SYNTHESIS, IN-SILICO PHYSICOCHEMICAL PROPERTIES AND ANTIMICROBIAL STUDIES OF PYRAZOLINE LOADED NANOPARTICLES

Pyrazolines were prepared from the corresponding chalcones by using isonicotinylhydrazine as cyclizing agent. The synthesized compounds were characterized by spectral data and screened for antimicrobial activity. In-silico studies of physiochemical and drug-like properties revealed that these compounds have good bioavailability and drug-likeness properties. Compound PZ2 which exhibited good antimicrobial activity was incorporated into polymeric nanoparticles using PLGA polymer by solvent evaporation method. The prepared nanoparticles were characterized by particle size, entrapment efficiency (EE%), scanning electron microscopy (SEM), transmission electron microscopy (TEM) and in-vitro release studies. Prepared nanoparticles were incorporated into different hydrogel systems, which were prepared by using Carbopol 934 and HPMC in different concentrations ratio 2:1, 1:1 & 1:2. Hydrogel formulations were evaluated for drug content, spreadability, viscosity and drug release studies.
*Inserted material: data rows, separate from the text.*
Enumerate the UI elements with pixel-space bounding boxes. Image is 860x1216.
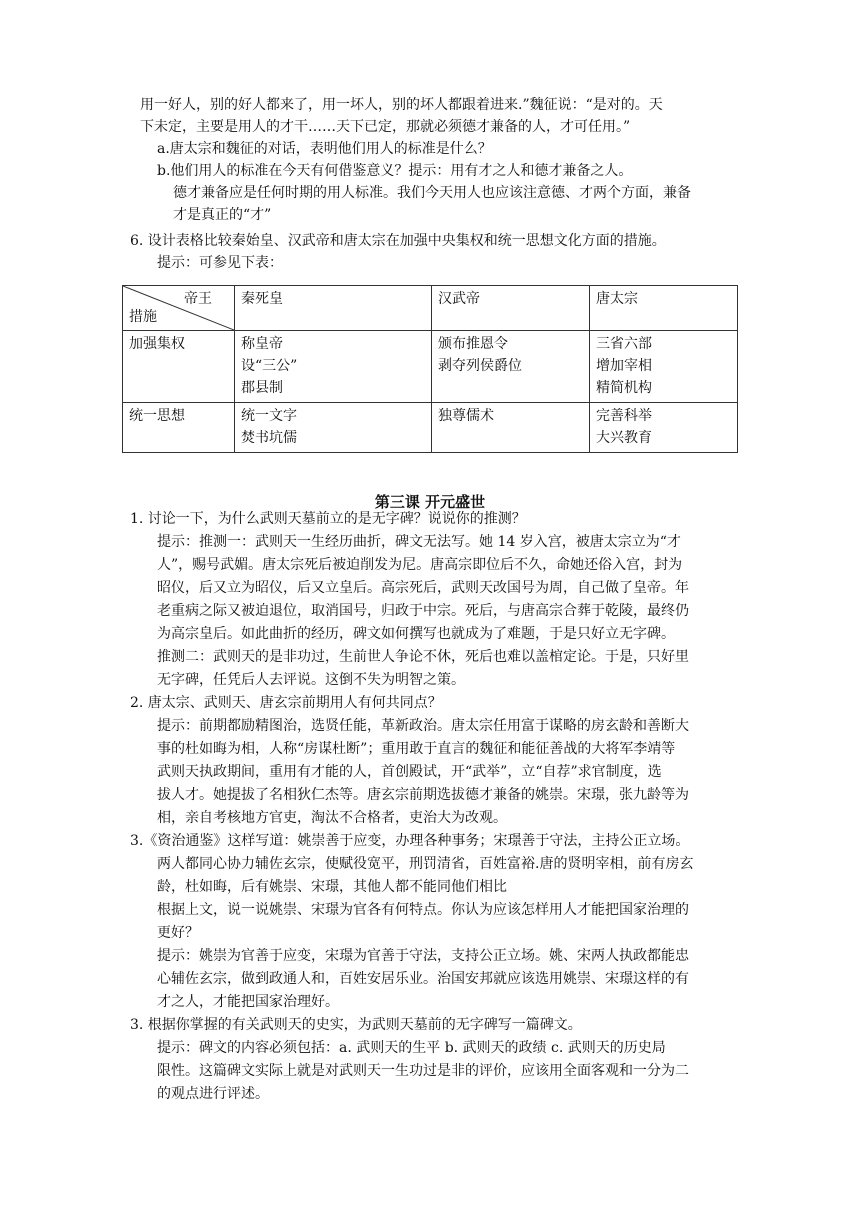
table-cell — [235, 331, 432, 403]
text-line: 的观点进行评述。 — [157, 1086, 269, 1102]
text-line: 心辅佐玄宗，做到政通人和，百姓安居乐业。治国安邦就应该选用姚崇、宋璟这样的有 — [157, 971, 689, 987]
text-line: 昭仪，后又立为昭仪，后又立皇后。高宗死后，武则天改国号为周，自己做了皇帝。年 — [157, 580, 689, 596]
text-line: 为高宗皇后。如此曲折的经历，碑文如何撰写也就成为了难题，于是只好立无字碑。 — [157, 626, 675, 642]
text-line: 才是真正的“才” — [173, 207, 272, 223]
table-header-row — [123, 286, 738, 331]
text-line: 提示：可参见下表： — [157, 255, 283, 271]
text-line: 提示：碑文的内容必须包括：a. 武则天的生平 b. 武则天的政绩 c. 武则天的历史局 — [157, 1040, 666, 1056]
column-header: 秦死皇 — [235, 286, 432, 331]
text-line: 1. 讨论一下，为什么武则天墓前立的是无字碑？说说你的推测？ — [130, 511, 526, 527]
text-line: 老重病之际又被迫退位，取消国号，归政于中宗。死后，与唐高宗合葬于乾陵，最终仍 — [157, 603, 689, 619]
text-line: 无字碑，任凭后人去评说。这倒不失为明智之策。 — [157, 672, 465, 688]
table-row — [123, 331, 738, 403]
cell-line: 设“三公” — [241, 358, 298, 374]
cell-line: 称皇帝 — [241, 336, 283, 352]
text-line: 相，亲自考核地方官吏，淘汰不合格者，吏治大为改观。 — [157, 810, 507, 826]
text-line: 用一好人，别的好人都来了，用一坏人，别的坏人都跟着进来.”魏征说：“是对的。天 — [140, 97, 663, 113]
cell-line: 颁布推恩令 — [438, 336, 508, 352]
text-line: a.唐太宗和魏征的对话，表明他们用人的标准是什么？ — [157, 141, 492, 157]
text-line: 武则天执政期间，重用有才能的人，首创殿试，开“武举”，立“自荐”求官制度，选 — [157, 764, 662, 780]
text-line: 更好？ — [157, 925, 199, 941]
corner-label-measures: 措施 — [129, 309, 157, 325]
cell-line: 增加宰相 — [596, 358, 652, 374]
text-line: 德才兼备应是任何时期的用人标准。我们今天用人也应该注意德、才两个方面，兼备 — [173, 185, 691, 201]
cell-line: 剥夺列侯爵位 — [438, 358, 522, 374]
text-line: 6. 设计表格比较秦始皇、汉武帝和唐太宗在加强中央集权和统一思想文化方面的措施。 — [130, 233, 666, 249]
table-corner-cell — [123, 286, 235, 331]
cell-line: 三省六部 — [596, 336, 652, 352]
cell-line: 郡县制 — [241, 380, 283, 396]
comparison-table — [122, 285, 738, 453]
text-line: b.他们用人的标准在今天有何借鉴意义？提示：用有才之人和德才兼备之人。 — [157, 163, 633, 179]
cell-line: 精简机构 — [596, 380, 652, 396]
table-cell — [590, 403, 738, 453]
column-header: 汉武帝 — [432, 286, 590, 331]
text-line: 限性。这篇碑文实际上就是对武则天一生功过是非的评价，应该用全面客观和一分为二 — [157, 1063, 689, 1079]
lesson-title: 第三课 开元盛世 — [374, 493, 486, 511]
text-line: 3.《资治通鉴》这样写道：姚崇善于应变，办理各种事务；宋璟善于守法，主持公正立场。 — [130, 833, 690, 849]
table-cell — [432, 403, 590, 453]
text-line: 两人都同心协力辅佐玄宗，使赋役宽平，刑罚清省，百姓富裕.唐的贤明宰相，前有房玄 — [157, 856, 694, 872]
table-cell — [590, 331, 738, 403]
text-line: 龄，杜如晦，后有姚崇、宋璟，其他人都不能同他们相比 — [157, 879, 507, 895]
text-line: 提示：前期都励精图治，选贤任能，革新政治。唐太宗任用富于谋略的房玄龄和善断大 — [157, 718, 689, 734]
text-line: 事的杜如晦为相，人称“房谋杜断”；重用敢于直言的魏征和能征善战的大将军李靖等 — [157, 741, 676, 757]
text-line: 3. 根据你掌握的有关武则天的史实，为武则天墓前的无字碑写一篇碑文。 — [130, 1017, 582, 1033]
text-line: 推测二：武则天的是非功过，生前世人争论不休，死后也难以盖棺定论。于是，只好里 — [157, 649, 689, 665]
text-line: 根据上文，说一说姚崇、宋璟为官各有何特点。你认为应该怎样用人才能把国家治理的 — [157, 902, 689, 918]
row-label: 统一思想 — [123, 403, 235, 453]
table-cell — [432, 331, 590, 403]
text-line: 才之人，才能把国家治理好。 — [157, 994, 339, 1010]
column-header: 唐太宗 — [590, 286, 738, 331]
table-row — [123, 403, 738, 453]
cell-line: 统一文字 — [241, 408, 297, 424]
table-cell — [235, 403, 432, 453]
cell-line: 焚书坑儒 — [241, 430, 297, 446]
text-line: 人”，赐号武媚。唐太宗死后被迫削发为尼。唐高宗即位后不久，命她还俗入宫，封为 — [157, 557, 683, 573]
cell-line: 大兴教育 — [596, 430, 652, 446]
text-line: 提示：推测一：武则天一生经历曲折，碑文无法写。她 14 岁入宫，被唐太宗立为“才 — [157, 534, 681, 550]
text-line: 下未定，主要是用人的才干……天下已定，那就必须德才兼备的人，才可任用。” — [140, 119, 631, 135]
row-label: 加强集权 — [123, 331, 235, 403]
cell-line: 完善科举 — [596, 408, 652, 424]
text-line: 提示：姚崇为官善于应变，宋璟为官善于守法，支持公正立场。姚、宋两人执政都能忠 — [157, 948, 689, 964]
text-line: 2. 唐太宗、武则天、唐玄宗前期用人有何共同点？ — [130, 695, 442, 711]
corner-label-emperor: 帝王 — [184, 291, 212, 307]
cell-line: 独尊儒术 — [438, 408, 494, 424]
text-line: 拔人才。她提拔了名相狄仁杰等。唐玄宗前期选拔德才兼备的姚崇。宋璟，张九龄等为 — [157, 787, 689, 803]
Hence, the studies confirmed that entrapment of pyrazolthe ine as antimicrobial drugs in nanoparticle systems has found to be an inventive alternative that improves therapeutic effectiveness and curtails undesirable side effects of the drugs. Further, incorporation of pyrazoline nanoparticles into hydrogel provides an additional benefit of advanced permeation features of antimicrobial constituents for transdermal application.